From dumb to smarter: a revolution unfolding under our eyes
There’s nothing as consequential as a dumb thing made smarter”, says Kevin Kelly author of “The Inevitable”. The power of such a statement could be easily undervalued but whether you are a clearly inclined tech determinist or a skeptic of technology, that sentence should be enough of a wakeup call. To even show us that we haven’t yet caught up is that the term “cognify” is used daily in tech-heavy spheres but is not a term in the dictionary. Any text editor will underline the verb and its derivations to indicate a grammatical mistake. That is a hint of how hard it is to change paradigms: God gave intelligence to humans; humans do not have the ability to “cognify” things. Cognition and the ability to think rationally and evolve from a state of brutishness is a gift to humanity, and humanity alone; this is a mantra we most likely have been taught at one point in life and maybe still hold some belief into but that concept is being challenged nowadays on a daily basis as the taxonomy of minds keeps growing.
I am of the belief that human-to-human communication technology has reached its apex in “form”. I may be wrong a half-century from now, but here is my point. We went from sending travelling messengers to talking drums, the printing press, telegraphs, telephones, radios, television, wireless texting, live audio visual calls all the way to having the power to broadcast live from almost any spot on this earth with devices that can fit in one’s hand. This power to broadcast information in a one-to-many framework has enabled the emergence of a whole cornucopia of citizen journalists, scientists, new jobs, untapped collaboration possibilities across many fields if not all (i.e. medicine, science, aviation…) and revolutionized our day-to-day living. In pure form, what more can man-to-man communication tech achieve? The only gap that I see is for virtual one-on-one communication to not suffice anymore pushing the need to now having holograms or some technology that makes us literally feel the presence of someone we’re communicating with, regardless of distance. Simply put, instead of sending hugs via text or saying it verbally over a VoIP, can technology ever allow us to hug someone when we are at two different locations at a singular point in time. Can we reach the point where college students on a long-distance relationship are virtually able to feel each other’s touch? Can technology ever get us there? I do not reject the possibility of such an achievement because “impossible” is not a word in the tech lexicon, but I would hold my horses. Therefore allow me to change the narrative for this essay, I will look at communication technology not from the lens of cross-human interaction but from an angle of human to cognified objects communication.
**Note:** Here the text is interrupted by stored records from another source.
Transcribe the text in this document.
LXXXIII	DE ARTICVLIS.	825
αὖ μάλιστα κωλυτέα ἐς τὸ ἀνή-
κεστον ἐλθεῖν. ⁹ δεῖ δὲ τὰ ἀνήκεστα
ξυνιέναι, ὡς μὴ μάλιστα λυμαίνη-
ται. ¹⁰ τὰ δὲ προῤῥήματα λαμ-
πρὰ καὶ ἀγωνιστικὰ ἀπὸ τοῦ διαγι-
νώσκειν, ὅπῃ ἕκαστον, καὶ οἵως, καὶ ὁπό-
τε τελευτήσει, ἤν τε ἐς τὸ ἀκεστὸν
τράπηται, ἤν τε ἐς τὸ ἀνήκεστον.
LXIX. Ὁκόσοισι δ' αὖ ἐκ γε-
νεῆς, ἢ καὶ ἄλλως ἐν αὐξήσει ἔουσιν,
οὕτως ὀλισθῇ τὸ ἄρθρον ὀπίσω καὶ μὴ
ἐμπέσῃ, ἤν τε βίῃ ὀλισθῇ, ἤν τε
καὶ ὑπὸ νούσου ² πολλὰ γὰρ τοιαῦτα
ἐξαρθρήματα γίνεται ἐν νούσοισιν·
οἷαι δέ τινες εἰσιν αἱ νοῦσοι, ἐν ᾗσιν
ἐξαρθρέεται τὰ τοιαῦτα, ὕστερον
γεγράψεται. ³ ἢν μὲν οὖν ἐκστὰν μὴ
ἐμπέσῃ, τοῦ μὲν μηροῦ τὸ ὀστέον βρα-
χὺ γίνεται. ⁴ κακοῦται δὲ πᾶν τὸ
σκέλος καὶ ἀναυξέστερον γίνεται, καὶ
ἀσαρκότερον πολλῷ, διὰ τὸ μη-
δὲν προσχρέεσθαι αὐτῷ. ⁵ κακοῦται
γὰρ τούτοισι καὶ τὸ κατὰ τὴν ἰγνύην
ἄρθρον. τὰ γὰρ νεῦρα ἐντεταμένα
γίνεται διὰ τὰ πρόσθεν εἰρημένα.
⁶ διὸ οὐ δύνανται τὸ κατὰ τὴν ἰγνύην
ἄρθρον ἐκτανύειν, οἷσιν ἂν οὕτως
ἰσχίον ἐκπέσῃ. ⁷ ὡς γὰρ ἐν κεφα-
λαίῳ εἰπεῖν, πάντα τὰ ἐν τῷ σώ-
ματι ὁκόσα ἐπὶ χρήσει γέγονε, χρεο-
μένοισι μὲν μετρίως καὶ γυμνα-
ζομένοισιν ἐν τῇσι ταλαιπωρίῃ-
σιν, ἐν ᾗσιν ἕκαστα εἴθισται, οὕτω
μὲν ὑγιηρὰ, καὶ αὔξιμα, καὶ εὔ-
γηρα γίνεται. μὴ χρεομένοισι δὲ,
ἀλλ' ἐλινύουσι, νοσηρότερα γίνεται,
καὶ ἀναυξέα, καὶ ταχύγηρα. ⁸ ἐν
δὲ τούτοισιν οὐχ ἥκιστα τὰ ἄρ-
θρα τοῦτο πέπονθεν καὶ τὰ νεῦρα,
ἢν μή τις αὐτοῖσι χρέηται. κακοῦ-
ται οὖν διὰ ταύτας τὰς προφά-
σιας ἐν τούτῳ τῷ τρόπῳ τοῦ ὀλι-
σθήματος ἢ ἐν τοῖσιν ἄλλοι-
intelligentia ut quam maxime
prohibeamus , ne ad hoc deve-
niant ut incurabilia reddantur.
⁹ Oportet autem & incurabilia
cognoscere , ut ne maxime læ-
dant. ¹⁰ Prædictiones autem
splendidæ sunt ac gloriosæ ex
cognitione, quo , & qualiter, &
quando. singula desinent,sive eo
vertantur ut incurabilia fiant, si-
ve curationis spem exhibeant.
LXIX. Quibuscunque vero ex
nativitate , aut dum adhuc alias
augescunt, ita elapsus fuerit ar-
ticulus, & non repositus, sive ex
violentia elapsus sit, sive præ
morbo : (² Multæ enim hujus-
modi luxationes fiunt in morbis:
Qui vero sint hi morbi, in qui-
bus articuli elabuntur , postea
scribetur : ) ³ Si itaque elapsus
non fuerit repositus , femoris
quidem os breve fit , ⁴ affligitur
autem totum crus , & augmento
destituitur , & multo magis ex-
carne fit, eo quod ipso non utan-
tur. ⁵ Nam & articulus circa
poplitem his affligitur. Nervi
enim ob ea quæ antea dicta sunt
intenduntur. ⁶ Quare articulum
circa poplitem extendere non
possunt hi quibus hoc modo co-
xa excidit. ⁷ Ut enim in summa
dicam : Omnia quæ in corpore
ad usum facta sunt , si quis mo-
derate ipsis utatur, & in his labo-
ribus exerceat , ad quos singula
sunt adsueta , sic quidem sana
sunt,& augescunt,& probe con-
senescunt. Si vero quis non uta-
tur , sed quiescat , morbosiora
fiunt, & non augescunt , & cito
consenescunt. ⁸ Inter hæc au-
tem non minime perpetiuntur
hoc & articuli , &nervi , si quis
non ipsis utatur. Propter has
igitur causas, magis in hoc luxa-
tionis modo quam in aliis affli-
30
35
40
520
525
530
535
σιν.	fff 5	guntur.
If you were not already aware, social media comments and memes should have passed on the news to you by now: “they did surgery on a grape”. What? Where? Who is they? “They”, really should be replaced by “it”; a little robot named “da Vinci Xi” is the source of this entire social media storm. Doctors are working alongside robots already and getting better at achieving minimally invasive surgeries. Is this a snippet of what we ought to expect to be common in a few years? Will my coworkers be robots? Has my job in thirty-years’ time not been created yet? In this essay, I am attempting to pursue an in-depth analysis at how beyond artificial intelligence, we will be pushed to co-habit, collaborate, learn from, and maybe be emotionally be engaged with objects we insufflated intelligence to. A scary perspective ahead or an enchanting one? The bottom line is that it’s not only coming on its way, it’s here, dormant but well present.